Jacques Vaché, Arthur Cravan et Jacques Rigaut. Des noms tombés dans l’oubli. Poètes, dadaïstes, suicidés dans les années 20, ils ont peu publié et étaient vus par André Breton comme de véritables précurseurs. Le spectacle Par delà les marronniers, écrit et mis en scène par Jean-Michel Ribes leur redonne la vie et surtout la parole. Leur humour absurde, grinçant et acide est aujourd’hui toujours aussi percutant et dérangeant. Une salutaire cure de rire au noir proposée par le Théâtre de Liège
Punk avant la lettre
S’ils ont vécu les mêmes époques troublées, l’horreur de la guerre, les trois hommes ne se connaissaient pas et ne se sont jamais rencontrés. Arthur Cravan, le poète Boxeur apparaît comme un punk avant la lettre, « fier d’avoir le talent de déplaire à certains et honteux d’avoir celui de plaire à d’autrui. » glisse-t-il avec aplomb. Mais ils sont surtout dandy. L’inutile me va comme un gant. annonce Rigaut. L’éphémère a des racines très profondes en moi. complète Carvan. Alors que face au sergent enrôleur Vaché précise Je voudrais être un animal civil, avec un habit noir et des souliers vernis assis dans le hall d’un hôtel Palace avec beaucoup de plantes vertes et porter une raquette de tennis sous le bras.
Résistants au bon goût
C’est à l’écart des barricades de mai 68 que Jean-Michel Ribes a découvert les textes des trois poètes oubliés. Ça a été un choc terrible, je suis tombé amoureux de ces résistants à la société du bon goût et de la convention. Il écrit une première pièce qu’il monte en 1972. Aujourd’hui pour l’auteur de Musée Haut, Musée Bas, de Merci Bernard et de Théâtre sans animaux, le texte est plus que jamais nécessaire.
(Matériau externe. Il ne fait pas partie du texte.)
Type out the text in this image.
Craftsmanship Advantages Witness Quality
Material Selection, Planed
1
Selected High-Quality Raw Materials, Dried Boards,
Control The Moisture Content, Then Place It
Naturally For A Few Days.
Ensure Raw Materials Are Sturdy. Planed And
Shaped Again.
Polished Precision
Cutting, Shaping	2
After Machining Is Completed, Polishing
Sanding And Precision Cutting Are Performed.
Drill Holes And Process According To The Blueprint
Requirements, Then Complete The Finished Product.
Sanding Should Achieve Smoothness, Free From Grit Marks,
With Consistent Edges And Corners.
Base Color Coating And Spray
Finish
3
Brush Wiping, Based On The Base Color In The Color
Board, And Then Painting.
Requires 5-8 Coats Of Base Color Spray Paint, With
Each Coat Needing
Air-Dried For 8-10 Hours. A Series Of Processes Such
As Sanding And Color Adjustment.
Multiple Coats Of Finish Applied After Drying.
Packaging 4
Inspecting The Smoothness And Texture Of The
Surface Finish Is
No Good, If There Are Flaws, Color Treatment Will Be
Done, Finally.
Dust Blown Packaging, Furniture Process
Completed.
Après les attentats de Charlie Hebdo, je me suis dit que ces gens étaient des enfants qui se moquaient de la bêtise des adultes, et j’ai eu envie de dire qu’ils n’étaient pas les seuls.
Fantaisie et superficiel
Alors qu’on vit tous au bord du trou, le Directeur du Théâtre du Rond-Point affirme avoir voulu insister sur la fantaisie et le superficiel. Le choix d’enrober les paroles des poètes dans une revue avec ses girls à paillettes se justifie par le contexte historique, le fameux « esprit cabaret » et sans doute par la volonté de contrebalancer la noirceur chirurgicale du propos. Dommage que la mise en scène manque d’inventivité et d’éclat et parait singulièrement datée sauf dans quelques scènes exceptionnelles comme celle du combat de Cravan avec un Jack Johnson en carton pâte et le dernier tableau sous les feuilles de marronnier. Heureusement que le texte est d’une telle puissance qu’il passe outre, porté par trois comédiens impeccables.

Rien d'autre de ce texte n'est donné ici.